The general opinion was that schooling should be to fit you for life. The monks said for eternity, but the villagers—though out of respect for the monks they said little—evidently didn't make any such distinction. What wasn't fit for time wasn't fit for eternity. Reading, writing, and arithmetic were good, because a boy needed these. Beyond that they seemed to think schooling did harm. A boy learned more from his father and the other villagers than from school. As to a girl, "What," asked an elder indignantly, "is the use of a girl learning to write? What will she write? Love-letters only."

"Well," I asked, "and isn't that good—for the boy who gets them?"

The fact is, the villagers are plain, common-sense men and women, and what they want for their children is that they be better fitted for the struggle of life. They do not observe that to be the case at present. They judge by results, and the results are not good, they say.

In fact, except as to the actual acquisition of reading, writing, and arithmetic, which may or may not be of much use, the teaching—and still more than the teaching, the influence—is bad. It unfits for life, it gives wrong ideals, or it kills all ideals.

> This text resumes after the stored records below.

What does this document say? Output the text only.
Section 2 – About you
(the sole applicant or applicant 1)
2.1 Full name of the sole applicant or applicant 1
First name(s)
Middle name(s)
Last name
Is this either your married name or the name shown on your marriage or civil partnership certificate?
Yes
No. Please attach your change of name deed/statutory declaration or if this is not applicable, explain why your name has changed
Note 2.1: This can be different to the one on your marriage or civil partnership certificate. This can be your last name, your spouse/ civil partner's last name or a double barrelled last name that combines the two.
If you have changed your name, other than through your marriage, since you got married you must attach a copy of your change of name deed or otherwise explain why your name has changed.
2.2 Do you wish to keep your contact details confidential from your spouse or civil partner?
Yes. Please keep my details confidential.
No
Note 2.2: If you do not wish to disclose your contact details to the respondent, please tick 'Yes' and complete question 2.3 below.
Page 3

The higher education is, I think, worse. It follows an imported system, and in the importation all the good is left out. In England a boy's real education comes from association with the other boys and from his father. From them he learns whatever he does learn of conduct, of ambition to true ends, of acting in concert, of ability to judge for himself and stick up for himself.

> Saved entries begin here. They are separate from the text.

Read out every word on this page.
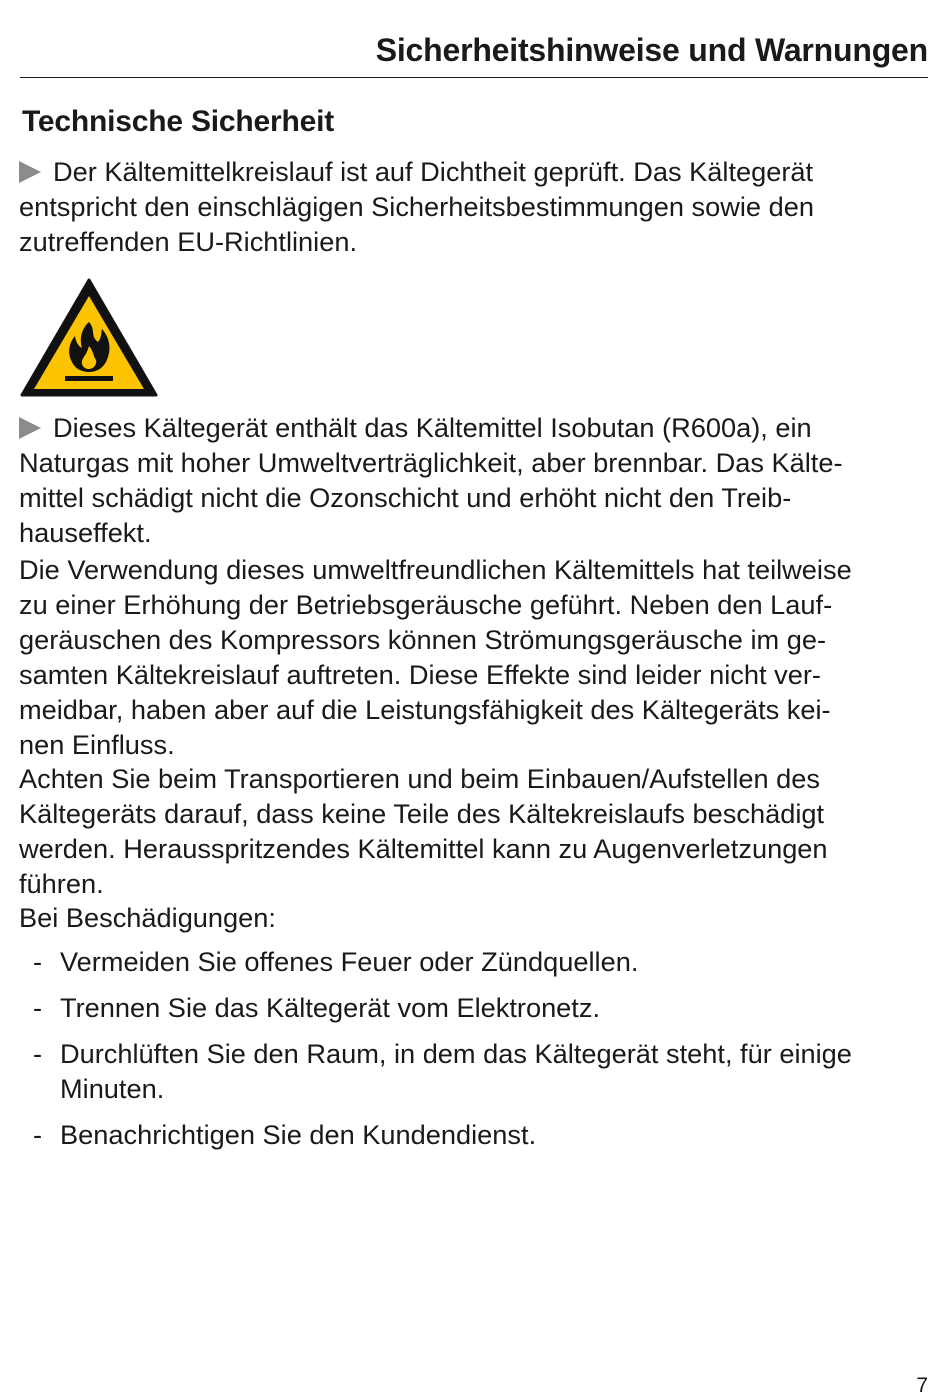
Sicherheitshinweise und Warnungen
Technische Sicherheit

Der Kältemittelkreislauf ist auf Dichtheit geprüft. Das Kältegerät
entspricht den einschlägigen Sicherheitsbestimmungen sowie den
zutreffenden EU-Richtlinien.

Dieses Kältegerät enthält das Kältemittel Isobutan (R600a), ein
Naturgas mit hoher Umweltverträglichkeit, aber brennbar. Das Kälte-
mittel schädigt nicht die Ozonschicht und erhöht nicht den Treib-
hauseffekt.

Die Verwendung dieses umweltfreundlichen Kältemittels hat teilweise
zu einer Erhöhung der Betriebsgeräusche geführt. Neben den Lauf-
geräuschen des Kompressors können Strömungsgeräusche im ge-
samten Kältekreislauf auftreten. Diese Effekte sind leider nicht ver-
meidbar, haben aber auf die Leistungsfähigkeit des Kältegeräts kei-
nen Einfluss.

Achten Sie beim Transportieren und beim Einbauen/Aufstellen des
Kältegeräts darauf, dass keine Teile des Kältekreislaufs beschädigt
werden. Herausspritzendes Kältemittel kann zu Augenverletzungen
führen.

Bei Beschädigungen:

- Vermeiden Sie offenes Feuer oder Zündquellen.
- Trennen Sie das Kältegerät vom Elektronetz.
- Durchlüften Sie den Raum, in dem das Kältegerät steht, für einige
Minuten.
- Benachrichtigen Sie den Kundendienst.
7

In India a wrong ideal has been conceived from the beginning. It has been assumed, tacitly maybe, that an Englishman is the final and completely perfected work of God and man, and that all nations should copy him and try to become, if not a sterling Englishman, at least an electro-plate one.

That is disastrous. It depresses the people by depreciating their own races and holding up an objective which is impossible, and if possible would be wrong.

There are in the pasts of nearly all Oriental people ideals which are quite as good as ours, and far better fitted for them. Are these ever taught to them? India once led the civilisation of the world; is that past ever brought up and explained and realised for them? Never, I think.

Further, higher education to be of any use must be objective. You must know what you want the boy to be. What does Government want the products of its higher education to be? I have no idea. Has the Government?

Of what use are these products of the higher education in India? They are useful but for two things, to be lawyers or pleaders, or to be clerks. They are dealers in words, and not in facts or in humanity.